En ce moment, la porte de la chambre haute s'ouvrit, et le lieutenant Parkenson s'informa si l'amiral n'était point près de Leurs Majestés.
Nelson entendit la voix du jeune officier et alla au-devant de lui.
Tous deux échangèrent quelques paroles à voix basse.
–C'est bien, dit Nelson assez haut et reprenant le ton du commandement; faites mettre les canons à la serre et faites les amarrer par le plus fort grelin que vous pourrez trouver. Je monte sur le pont… Madame, ajouta Nelson, si je n'avais pas un précieux chargement, je laisserais le capitaine Henry gouverner le vaisseau à sa guise; mais, ayant l'honneur d'avoir Votre Majesté à mon bord, je ne m'en rapporte qu'à moi du soin de le diriger. Que Votre Majesté ne s'inquiète donc point si je me prive sitôt du bonheur de demeurer auprès d'elle.
Et il s'avança rapidement vers la porte.
–Attendez, attendez, milord, dit Ferdinand, je monte avec vous.
–Que dit Sa Majesté? demanda Nelson, qui ne comprenait pas l'italien.
La reine lui traduisit la demande de son époux.
–Pour Dieu, madame, dit Nelson, obtenez du roi qu'il reste ici. Sur la dunette, il intimidera les officiers et gênera la manoeuvre.
La reine transmit à son mari la demande de Nelson.
–Ah! Caracciolo! Caracciolo! murmura le roi en tombant sur un fauteuil.
Nelson n'eut besoin que de mettre le pied sur la dunette pour voir que non-seulement quelque chose de grave, mais encore quelque chose d'insolite se passait à bord.
La chose grave, c'était non plus un grain, mais une tempête qui s'amassait au ciel.

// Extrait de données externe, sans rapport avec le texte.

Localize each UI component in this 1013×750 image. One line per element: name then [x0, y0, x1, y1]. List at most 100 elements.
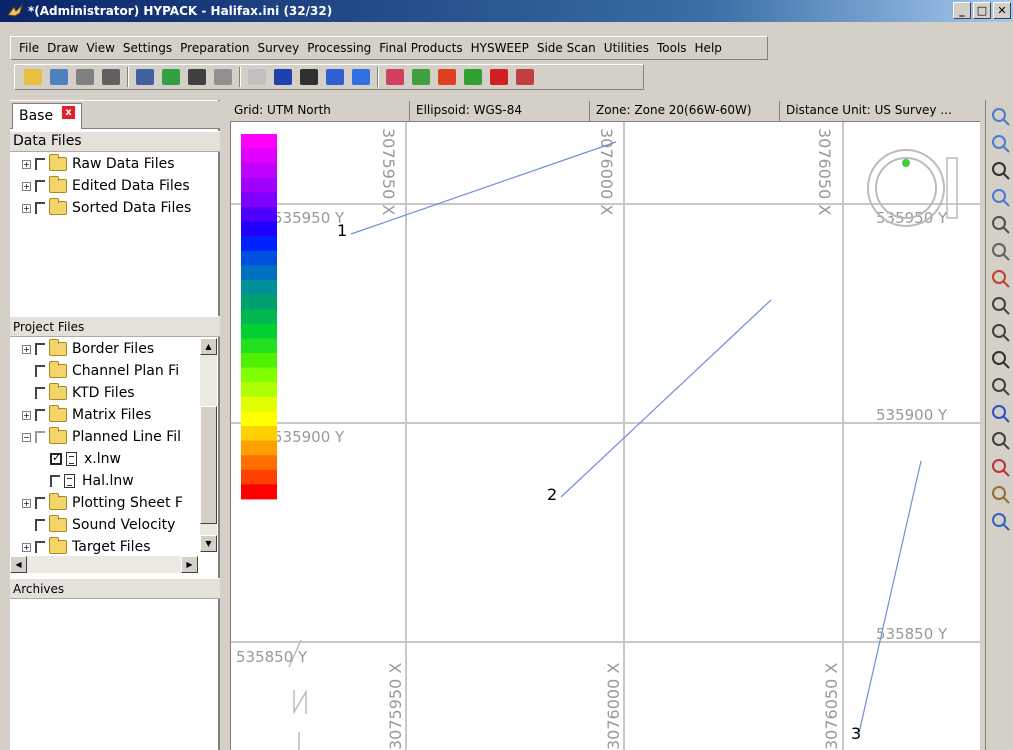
checkbox[interactable]: [35, 387, 45, 399]
open-folder-icon[interactable]: [21, 66, 45, 88]
menu-tools[interactable]: Tools: [653, 41, 691, 55]
checkbox[interactable]: [35, 158, 45, 170]
expand-plus-icon[interactable]: +: [22, 160, 31, 169]
checkbox[interactable]: [35, 202, 45, 214]
map-icon[interactable]: [461, 66, 485, 88]
device-icon[interactable]: [245, 66, 269, 88]
terrain-icon[interactable]: [435, 66, 459, 88]
tree-item-sound-velocity[interactable]: Sound Velocity: [22, 514, 175, 536]
color-select-icon[interactable]: [988, 266, 1013, 292]
checkbox[interactable]: [35, 409, 45, 421]
wave-icon[interactable]: [349, 66, 373, 88]
color-map-icon[interactable]: [487, 66, 511, 88]
menu-settings[interactable]: Settings: [119, 41, 176, 55]
print-icon[interactable]: [73, 66, 97, 88]
planned-line-2[interactable]: [561, 300, 771, 497]
zoom-date-icon[interactable]: [323, 66, 347, 88]
chart-icon[interactable]: [271, 66, 295, 88]
tree-item-raw-data-files[interactable]: + Raw Data Files: [22, 153, 175, 175]
boat-icon[interactable]: [211, 66, 235, 88]
menu-utilities[interactable]: Utilities: [600, 41, 653, 55]
pan-up-icon[interactable]: [988, 293, 1013, 319]
data-files-header[interactable]: Data Files: [10, 131, 220, 152]
pan-down-icon[interactable]: [988, 320, 1013, 346]
tree-item-ktd-files[interactable]: KTD Files: [22, 382, 135, 404]
archives-header[interactable]: Archives: [10, 578, 220, 599]
hypack-app-icon[interactable]: [6, 3, 24, 19]
checkbox[interactable]: [35, 541, 45, 553]
planned-line-icon[interactable]: [133, 66, 157, 88]
menu-help[interactable]: Help: [691, 41, 726, 55]
minimize-button[interactable]: _: [953, 2, 971, 19]
tree-item-channel-plan-fi[interactable]: Channel Plan Fi: [22, 360, 179, 382]
tree-item-hal-lnw[interactable]: Hal.lnw: [48, 470, 134, 492]
color-wheel-icon[interactable]: [988, 455, 1013, 481]
menu-side-scan[interactable]: Side Scan: [533, 41, 600, 55]
magic-icon[interactable]: [988, 482, 1013, 508]
query-icon[interactable]: [988, 212, 1013, 238]
zoom-window-icon[interactable]: [988, 131, 1013, 157]
tree-item-x-lnw[interactable]: ✓ x.lnw: [48, 448, 121, 470]
tree-item-edited-data-files[interactable]: + Edited Data Files: [22, 175, 190, 197]
checkbox[interactable]: ✓: [50, 453, 62, 465]
scroll-up-button[interactable]: ▲: [200, 338, 217, 355]
project-files-horizontal-scrollbar[interactable]: ◀ ▶: [10, 556, 198, 573]
expand-plus-icon[interactable]: +: [22, 204, 31, 213]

La chose insolite, c'était la boussole qui avait perdu sa fixité et qui variait du nord à l'est.
Nelson comprit aussitôt que le voisinage du volcan créait des courants magnétiques, dont l'aiguille aimantée subissait l'influence.
Par malheur, la nuit était sombre; il n'y avait pas au ciel une étoile sur laquelle le bâtiment pût se guider, à défaut de la boussole, devenue insensée.
Si le vent du sud continuait à mollir, si la mer calmissait, le danger devenait moindre et même disparaissait. On mettait le bâtiment en panne et l'on attendait le jour. Mais, par malheur, il n'en était point ainsi, et il était évident que le vent ne tombait au sud que pour souffler d'un autre côté.
Les dernières bouffées du vent du sud s'affaiblirent par degrés et s'éteignirent tout à fait, et bientôt on entendit les lourdes voiles fouetter les mâts. Un calme effrayant s'abattit sur les flots. Matelots et officiers se regardèrent avec angoisse. Et ce silence menaçant du ciel semblait une trêve donnée par un ennemi généreux mais mortel, pour laisser à ceux qu'il allait combattre le temps de se préparer à la lutte. La flamme d'une lumière se fût élevée verticalement vers le ciel. L'eau clapotait tristement contre les flancs du navire, et il sortait des profondeurs de la mer des sons inconnus pleins d'une mystérieuse solennité.
–Voilà une terrible nuit qui s'apprête, milord, dit Henry.
–Bon! fit Nelson, pas si terrible que la journée d'Aboukir.
–Est-ce le tonnerre que l'on entend? et, dans ce cas, comment se fait-il que, l'orage venant à l'arrière, le tonnerre gronde à l'avant?